Sometimes Ebba even indulged in one of her trademark waspish grins. To no one in particular, while she mentally scrolled through one list: reasons to kill. The list with the names. Her list of lists. The grin was the only outward sign she was performing a mental stock-take. It wasn’t good to be on that particular list. Ebba Black was neither the forgiving nor the tolerant type.

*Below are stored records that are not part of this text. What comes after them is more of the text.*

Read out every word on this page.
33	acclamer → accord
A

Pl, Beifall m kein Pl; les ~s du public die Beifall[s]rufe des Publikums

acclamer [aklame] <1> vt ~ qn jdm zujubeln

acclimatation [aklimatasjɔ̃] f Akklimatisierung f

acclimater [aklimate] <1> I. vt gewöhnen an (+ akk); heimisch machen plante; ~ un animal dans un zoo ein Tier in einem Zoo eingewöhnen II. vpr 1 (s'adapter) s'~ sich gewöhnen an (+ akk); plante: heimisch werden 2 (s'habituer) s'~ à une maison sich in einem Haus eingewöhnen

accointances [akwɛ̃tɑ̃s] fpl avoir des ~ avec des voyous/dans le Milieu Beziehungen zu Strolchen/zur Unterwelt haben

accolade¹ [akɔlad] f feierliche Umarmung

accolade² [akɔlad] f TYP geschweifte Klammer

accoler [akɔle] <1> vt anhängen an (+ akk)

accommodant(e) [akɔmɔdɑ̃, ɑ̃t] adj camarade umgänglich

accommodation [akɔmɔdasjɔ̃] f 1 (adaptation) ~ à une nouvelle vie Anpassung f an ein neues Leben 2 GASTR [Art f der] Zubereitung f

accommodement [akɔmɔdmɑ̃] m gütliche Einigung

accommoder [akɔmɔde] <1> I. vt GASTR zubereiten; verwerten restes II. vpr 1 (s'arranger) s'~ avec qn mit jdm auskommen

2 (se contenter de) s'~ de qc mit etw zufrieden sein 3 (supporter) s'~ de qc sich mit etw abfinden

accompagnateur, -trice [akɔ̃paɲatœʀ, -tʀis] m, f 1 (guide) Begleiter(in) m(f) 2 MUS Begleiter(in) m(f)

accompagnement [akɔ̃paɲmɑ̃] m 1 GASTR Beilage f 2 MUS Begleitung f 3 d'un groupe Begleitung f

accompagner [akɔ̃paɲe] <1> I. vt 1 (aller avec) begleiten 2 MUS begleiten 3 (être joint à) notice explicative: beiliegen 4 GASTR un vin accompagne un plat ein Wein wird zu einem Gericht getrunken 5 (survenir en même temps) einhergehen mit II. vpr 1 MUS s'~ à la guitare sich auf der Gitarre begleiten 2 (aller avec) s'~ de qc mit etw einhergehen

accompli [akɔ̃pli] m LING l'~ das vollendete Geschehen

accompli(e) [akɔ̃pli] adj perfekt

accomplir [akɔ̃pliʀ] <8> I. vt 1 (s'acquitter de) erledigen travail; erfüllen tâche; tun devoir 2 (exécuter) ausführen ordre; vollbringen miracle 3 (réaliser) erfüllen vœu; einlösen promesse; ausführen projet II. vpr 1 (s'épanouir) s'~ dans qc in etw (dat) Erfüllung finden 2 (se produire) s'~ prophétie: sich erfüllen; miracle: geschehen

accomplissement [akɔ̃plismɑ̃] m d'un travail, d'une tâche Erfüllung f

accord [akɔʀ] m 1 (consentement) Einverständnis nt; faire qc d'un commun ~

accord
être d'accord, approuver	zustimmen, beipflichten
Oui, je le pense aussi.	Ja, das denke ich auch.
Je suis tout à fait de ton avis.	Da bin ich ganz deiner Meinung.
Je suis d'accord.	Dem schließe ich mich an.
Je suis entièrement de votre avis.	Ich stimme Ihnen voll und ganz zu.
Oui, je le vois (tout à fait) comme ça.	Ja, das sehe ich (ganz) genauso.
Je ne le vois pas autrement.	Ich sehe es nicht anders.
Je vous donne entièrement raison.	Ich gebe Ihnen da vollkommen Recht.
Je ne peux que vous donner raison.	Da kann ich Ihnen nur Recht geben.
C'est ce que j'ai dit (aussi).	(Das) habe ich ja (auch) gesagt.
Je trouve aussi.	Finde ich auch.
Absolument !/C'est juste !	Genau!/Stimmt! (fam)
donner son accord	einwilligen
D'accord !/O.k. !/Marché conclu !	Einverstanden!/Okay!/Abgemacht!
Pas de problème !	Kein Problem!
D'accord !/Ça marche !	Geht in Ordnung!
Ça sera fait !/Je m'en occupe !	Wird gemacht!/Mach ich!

About the Author Dr. Vyvyan Evans is a native of Chester, England. He holds a PhD in linguistics from Georgetown University, Washington, D.C., and is a Professor of Linguistics. He has published numerous acclaimed popular science and technical books on language and linguistics. His popular science essays and articles have appeared in numerous venues including ‘The Guardian’, ‘Psychology Today’, ‘New York Post’, ‘New Scientist’, ‘Newsweek’ and ‘The New Republic’. His award-winning writing focuses, in one way or another, on the nature of language and mind, the impact of technology on language, and the future of communication. His science fiction work explores the status of language and digital communication technology as potential weapons of mass destruction.